The fear factor can partly explain these survey results, but there is still the possibility that they do reflect much of the sentiments of the population. Apparently encouraged by these numbers, Mr. Duterte and his attack dogs have subjected Mrs. Robredo to the most vitriolic verbal assaults at every opportunity. But even more telling is the lack of both public and media outrage over Mr. Duterte’s insulting Mrs. Robredo on the basis of false information provided by two members of his inner circle, and his looking at providing relief to the tens of thousands of survivors of typhoon Ulysses not as an official responsibility and humanitarian undertaking but as a political competition he has linked to the 2022 presidential elections.

As expected, he refused to apologize for his false claims, admitting his mistakes not being among his virtues. His spokesperson instead justified his rants against Mrs. Robredo by dragging the Vice-President’s daughters into the fray for asking in their tweets — which did not name Mr. Duterte — what government officials were doing to ease the suffering of the people they’re supposed to be serving. Both were of course within their rights, as other citizens were, to ask that question.

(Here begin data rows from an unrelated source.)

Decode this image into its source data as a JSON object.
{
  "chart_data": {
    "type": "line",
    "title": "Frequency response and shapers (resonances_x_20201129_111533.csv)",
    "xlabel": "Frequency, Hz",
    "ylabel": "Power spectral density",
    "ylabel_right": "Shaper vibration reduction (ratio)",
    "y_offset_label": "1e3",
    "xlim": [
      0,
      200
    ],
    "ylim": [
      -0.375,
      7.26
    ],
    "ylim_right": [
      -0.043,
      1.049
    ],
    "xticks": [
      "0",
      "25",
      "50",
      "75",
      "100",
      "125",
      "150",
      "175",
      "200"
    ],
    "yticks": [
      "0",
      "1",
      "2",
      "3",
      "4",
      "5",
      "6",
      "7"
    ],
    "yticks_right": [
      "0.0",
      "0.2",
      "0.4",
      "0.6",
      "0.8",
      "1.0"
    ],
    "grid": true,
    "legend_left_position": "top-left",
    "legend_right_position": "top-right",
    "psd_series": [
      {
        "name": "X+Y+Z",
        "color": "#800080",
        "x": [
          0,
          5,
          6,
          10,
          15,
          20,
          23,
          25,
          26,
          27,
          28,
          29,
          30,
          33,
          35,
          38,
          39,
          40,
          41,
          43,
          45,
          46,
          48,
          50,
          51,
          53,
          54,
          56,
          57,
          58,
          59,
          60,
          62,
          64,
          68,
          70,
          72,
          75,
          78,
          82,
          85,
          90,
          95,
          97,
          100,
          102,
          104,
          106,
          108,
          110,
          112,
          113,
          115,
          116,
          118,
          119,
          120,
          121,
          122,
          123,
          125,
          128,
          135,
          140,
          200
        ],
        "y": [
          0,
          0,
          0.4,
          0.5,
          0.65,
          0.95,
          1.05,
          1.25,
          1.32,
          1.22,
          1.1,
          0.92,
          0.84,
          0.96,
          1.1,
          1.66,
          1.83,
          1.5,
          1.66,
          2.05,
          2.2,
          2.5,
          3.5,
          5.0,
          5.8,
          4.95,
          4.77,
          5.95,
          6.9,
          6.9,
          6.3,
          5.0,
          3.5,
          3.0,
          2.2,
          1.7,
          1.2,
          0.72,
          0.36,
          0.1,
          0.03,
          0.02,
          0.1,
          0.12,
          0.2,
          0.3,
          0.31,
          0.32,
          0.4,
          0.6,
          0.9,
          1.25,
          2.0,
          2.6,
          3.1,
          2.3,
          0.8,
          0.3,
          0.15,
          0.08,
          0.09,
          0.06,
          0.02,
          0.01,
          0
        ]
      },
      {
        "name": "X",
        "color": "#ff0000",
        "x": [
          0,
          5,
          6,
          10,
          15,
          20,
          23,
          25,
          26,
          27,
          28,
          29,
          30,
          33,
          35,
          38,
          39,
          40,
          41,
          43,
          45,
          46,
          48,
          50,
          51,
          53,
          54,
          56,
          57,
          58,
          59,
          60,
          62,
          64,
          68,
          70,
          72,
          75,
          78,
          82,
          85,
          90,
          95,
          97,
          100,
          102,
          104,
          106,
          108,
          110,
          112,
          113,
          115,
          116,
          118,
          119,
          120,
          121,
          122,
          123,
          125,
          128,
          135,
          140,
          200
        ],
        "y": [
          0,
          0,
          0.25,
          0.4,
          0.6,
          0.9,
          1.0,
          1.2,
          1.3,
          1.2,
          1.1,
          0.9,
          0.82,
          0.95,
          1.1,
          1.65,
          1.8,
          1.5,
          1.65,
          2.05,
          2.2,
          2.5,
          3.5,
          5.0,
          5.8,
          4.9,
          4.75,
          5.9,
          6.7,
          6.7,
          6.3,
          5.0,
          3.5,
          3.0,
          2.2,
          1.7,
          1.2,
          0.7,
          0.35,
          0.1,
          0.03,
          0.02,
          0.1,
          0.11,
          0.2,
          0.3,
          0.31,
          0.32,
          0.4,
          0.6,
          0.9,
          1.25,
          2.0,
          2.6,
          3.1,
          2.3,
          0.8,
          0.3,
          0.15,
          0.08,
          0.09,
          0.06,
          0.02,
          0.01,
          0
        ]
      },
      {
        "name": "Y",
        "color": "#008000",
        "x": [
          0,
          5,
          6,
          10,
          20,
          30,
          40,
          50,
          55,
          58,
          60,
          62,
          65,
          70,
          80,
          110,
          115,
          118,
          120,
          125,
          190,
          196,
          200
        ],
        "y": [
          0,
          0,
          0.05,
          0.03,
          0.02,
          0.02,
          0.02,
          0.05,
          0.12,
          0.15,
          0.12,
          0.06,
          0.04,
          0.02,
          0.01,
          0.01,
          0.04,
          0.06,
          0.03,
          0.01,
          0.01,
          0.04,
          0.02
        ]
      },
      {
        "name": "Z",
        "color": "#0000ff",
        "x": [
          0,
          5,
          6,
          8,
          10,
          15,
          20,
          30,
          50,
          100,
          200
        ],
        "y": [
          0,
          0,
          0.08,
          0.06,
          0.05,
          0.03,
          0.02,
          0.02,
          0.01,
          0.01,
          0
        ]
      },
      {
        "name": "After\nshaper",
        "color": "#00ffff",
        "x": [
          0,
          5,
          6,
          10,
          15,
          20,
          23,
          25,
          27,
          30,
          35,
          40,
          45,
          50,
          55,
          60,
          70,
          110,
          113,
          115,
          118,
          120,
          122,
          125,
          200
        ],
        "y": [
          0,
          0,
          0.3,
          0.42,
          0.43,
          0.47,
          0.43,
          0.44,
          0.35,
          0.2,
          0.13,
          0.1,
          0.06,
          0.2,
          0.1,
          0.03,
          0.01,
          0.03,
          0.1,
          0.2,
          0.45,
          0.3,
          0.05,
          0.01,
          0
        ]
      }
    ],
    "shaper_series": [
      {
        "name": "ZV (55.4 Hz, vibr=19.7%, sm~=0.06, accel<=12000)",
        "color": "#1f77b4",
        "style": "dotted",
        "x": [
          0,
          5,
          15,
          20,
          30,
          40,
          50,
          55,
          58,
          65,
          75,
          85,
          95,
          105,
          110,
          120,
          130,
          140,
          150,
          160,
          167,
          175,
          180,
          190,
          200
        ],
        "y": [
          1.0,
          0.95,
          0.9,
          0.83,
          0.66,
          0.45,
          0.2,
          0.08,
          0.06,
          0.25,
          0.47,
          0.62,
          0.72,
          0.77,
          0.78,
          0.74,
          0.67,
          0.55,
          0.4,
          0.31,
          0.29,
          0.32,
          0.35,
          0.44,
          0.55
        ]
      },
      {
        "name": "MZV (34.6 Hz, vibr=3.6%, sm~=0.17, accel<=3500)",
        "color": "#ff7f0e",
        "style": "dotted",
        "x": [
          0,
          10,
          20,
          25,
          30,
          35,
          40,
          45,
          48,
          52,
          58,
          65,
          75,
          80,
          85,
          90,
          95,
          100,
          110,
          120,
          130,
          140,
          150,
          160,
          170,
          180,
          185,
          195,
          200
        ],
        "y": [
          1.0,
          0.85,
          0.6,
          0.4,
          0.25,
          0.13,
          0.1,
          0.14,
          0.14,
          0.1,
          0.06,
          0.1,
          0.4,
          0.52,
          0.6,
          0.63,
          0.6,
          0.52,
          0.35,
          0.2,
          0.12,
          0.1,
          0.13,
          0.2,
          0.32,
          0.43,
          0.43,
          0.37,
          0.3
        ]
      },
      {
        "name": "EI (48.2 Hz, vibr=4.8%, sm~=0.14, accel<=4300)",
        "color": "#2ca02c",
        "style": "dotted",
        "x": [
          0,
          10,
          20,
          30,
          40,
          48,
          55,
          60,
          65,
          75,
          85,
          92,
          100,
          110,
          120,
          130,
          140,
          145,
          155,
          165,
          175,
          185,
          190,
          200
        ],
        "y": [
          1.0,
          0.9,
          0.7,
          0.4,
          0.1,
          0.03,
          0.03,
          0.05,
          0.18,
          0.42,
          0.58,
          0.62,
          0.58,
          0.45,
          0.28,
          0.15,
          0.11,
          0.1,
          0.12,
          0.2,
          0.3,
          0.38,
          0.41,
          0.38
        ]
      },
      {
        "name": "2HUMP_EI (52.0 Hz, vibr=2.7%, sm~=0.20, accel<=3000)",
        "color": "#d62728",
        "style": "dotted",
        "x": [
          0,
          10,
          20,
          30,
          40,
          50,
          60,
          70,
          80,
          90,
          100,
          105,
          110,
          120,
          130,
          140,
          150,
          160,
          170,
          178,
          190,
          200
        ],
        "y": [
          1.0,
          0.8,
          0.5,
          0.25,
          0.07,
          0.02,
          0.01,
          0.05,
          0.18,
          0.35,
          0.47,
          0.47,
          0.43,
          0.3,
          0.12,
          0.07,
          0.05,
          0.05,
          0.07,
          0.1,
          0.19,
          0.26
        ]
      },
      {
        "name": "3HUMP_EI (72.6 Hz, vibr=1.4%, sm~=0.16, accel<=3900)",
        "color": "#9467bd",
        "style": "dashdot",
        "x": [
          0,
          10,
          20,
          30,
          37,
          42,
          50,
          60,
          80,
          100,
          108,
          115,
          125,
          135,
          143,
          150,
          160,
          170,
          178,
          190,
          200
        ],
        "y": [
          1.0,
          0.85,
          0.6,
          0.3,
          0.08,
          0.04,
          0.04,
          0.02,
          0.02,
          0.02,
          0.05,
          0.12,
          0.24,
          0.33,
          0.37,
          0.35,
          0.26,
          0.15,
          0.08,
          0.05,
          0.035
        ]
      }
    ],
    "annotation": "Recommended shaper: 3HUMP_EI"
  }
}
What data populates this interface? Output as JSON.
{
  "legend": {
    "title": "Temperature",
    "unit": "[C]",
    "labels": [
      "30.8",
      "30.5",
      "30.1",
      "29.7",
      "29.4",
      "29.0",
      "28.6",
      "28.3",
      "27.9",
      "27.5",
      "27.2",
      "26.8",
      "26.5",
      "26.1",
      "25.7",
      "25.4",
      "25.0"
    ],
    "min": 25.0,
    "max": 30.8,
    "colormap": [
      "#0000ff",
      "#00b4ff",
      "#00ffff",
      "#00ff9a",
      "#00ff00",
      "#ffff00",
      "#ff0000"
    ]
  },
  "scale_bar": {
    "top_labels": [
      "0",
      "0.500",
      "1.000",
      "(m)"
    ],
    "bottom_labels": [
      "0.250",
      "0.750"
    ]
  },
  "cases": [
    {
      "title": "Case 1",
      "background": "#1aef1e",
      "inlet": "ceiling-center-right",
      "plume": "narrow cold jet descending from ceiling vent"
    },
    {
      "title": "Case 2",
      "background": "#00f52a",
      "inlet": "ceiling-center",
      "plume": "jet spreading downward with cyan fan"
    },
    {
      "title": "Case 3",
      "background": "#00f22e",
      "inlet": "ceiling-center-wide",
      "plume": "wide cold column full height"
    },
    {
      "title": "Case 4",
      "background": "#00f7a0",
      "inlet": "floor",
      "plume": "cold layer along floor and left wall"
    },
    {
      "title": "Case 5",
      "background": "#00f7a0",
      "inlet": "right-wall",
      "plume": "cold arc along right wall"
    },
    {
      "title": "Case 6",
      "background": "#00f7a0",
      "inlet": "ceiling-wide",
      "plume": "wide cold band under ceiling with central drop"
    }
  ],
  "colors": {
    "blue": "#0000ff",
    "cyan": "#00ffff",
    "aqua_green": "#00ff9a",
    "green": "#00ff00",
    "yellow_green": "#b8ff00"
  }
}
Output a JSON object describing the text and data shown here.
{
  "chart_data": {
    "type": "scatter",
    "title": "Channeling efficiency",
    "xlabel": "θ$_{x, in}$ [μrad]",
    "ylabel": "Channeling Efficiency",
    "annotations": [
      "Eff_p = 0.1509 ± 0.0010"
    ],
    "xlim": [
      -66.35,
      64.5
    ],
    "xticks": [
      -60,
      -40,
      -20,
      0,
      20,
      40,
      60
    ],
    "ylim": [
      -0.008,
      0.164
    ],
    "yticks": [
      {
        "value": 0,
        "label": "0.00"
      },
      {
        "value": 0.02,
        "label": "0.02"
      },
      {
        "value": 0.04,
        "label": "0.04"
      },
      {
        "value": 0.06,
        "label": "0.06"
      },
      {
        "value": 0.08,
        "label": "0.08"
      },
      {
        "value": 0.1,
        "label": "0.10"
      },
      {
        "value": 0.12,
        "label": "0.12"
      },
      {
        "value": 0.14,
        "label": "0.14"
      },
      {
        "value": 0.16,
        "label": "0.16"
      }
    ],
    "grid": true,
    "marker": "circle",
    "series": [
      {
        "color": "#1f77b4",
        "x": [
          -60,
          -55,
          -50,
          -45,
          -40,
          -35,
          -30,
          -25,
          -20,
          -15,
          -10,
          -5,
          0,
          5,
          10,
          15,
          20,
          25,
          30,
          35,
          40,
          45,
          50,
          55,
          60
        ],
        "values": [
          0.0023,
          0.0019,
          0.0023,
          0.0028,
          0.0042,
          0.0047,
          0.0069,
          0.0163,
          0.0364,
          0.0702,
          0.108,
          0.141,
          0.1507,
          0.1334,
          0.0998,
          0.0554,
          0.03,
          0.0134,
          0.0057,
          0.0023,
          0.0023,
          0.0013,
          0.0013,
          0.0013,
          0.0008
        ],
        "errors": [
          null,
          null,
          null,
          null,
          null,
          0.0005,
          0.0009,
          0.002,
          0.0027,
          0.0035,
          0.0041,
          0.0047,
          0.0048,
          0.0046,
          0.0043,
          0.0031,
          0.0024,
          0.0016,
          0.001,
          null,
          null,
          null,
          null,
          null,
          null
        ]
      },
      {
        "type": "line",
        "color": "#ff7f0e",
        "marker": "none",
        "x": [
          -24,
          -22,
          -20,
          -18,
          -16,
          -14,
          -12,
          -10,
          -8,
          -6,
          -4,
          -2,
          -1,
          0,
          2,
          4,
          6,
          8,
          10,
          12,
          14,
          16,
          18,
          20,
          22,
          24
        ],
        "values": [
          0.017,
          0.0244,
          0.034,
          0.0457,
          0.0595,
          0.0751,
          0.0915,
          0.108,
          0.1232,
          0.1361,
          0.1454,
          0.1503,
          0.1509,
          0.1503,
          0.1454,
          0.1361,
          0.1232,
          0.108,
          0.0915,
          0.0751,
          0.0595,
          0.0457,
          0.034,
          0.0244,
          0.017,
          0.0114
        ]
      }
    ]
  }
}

In concert with this absence of outrage is celebration by the media, Netizens, and even those citizens who have suffered most from government neglect and incompetence, of the Filipino people’s supposed “resilience” in the face of adversity. In practice, that vice in the mask of virtue has meant their surviving and surmounting difficulties by themselves with little or no expectations of government, and only with the help of their kin and friends, civil society organizations, and sympathetic individuals.

Filipino “resiliency” is just another name for letting pass the egregious failures of the dynasts a benighted electorate elects every three years. That the people can manage by themselves is exactly what the bunglers in office want them to believe, because the citizenry’s low expectations sanction their ineptness, corruption and criminal indifference to the plight of the people whose taxes pay their salaries.

Both ruler and ruled feed the rampant confusion over what governance can and should be. The disinformation of the many who could otherwise check the abuse of power is a consequence of the deliberate distortions, sophistry, and outright mendacity of the ruling oligarchy. But the feudal assumption that power and status make one’s views credible has also enabled them to so debase public discourse that many mistake bluster for statesmanship, vice for virtue, stupidity for wisdom, deception for honesty, falsehood for truth, villainy for probity.

Not only has rational discourse become almost impossible as a result. Even fewer today are the signs that the government by confusion with which this country has been afflicted for decades, and which has reached its worst stage, will ever end — even as more lives are lost to earthquakes, volcanic eruptions, typhoons, floods, pandemics, and official indifference.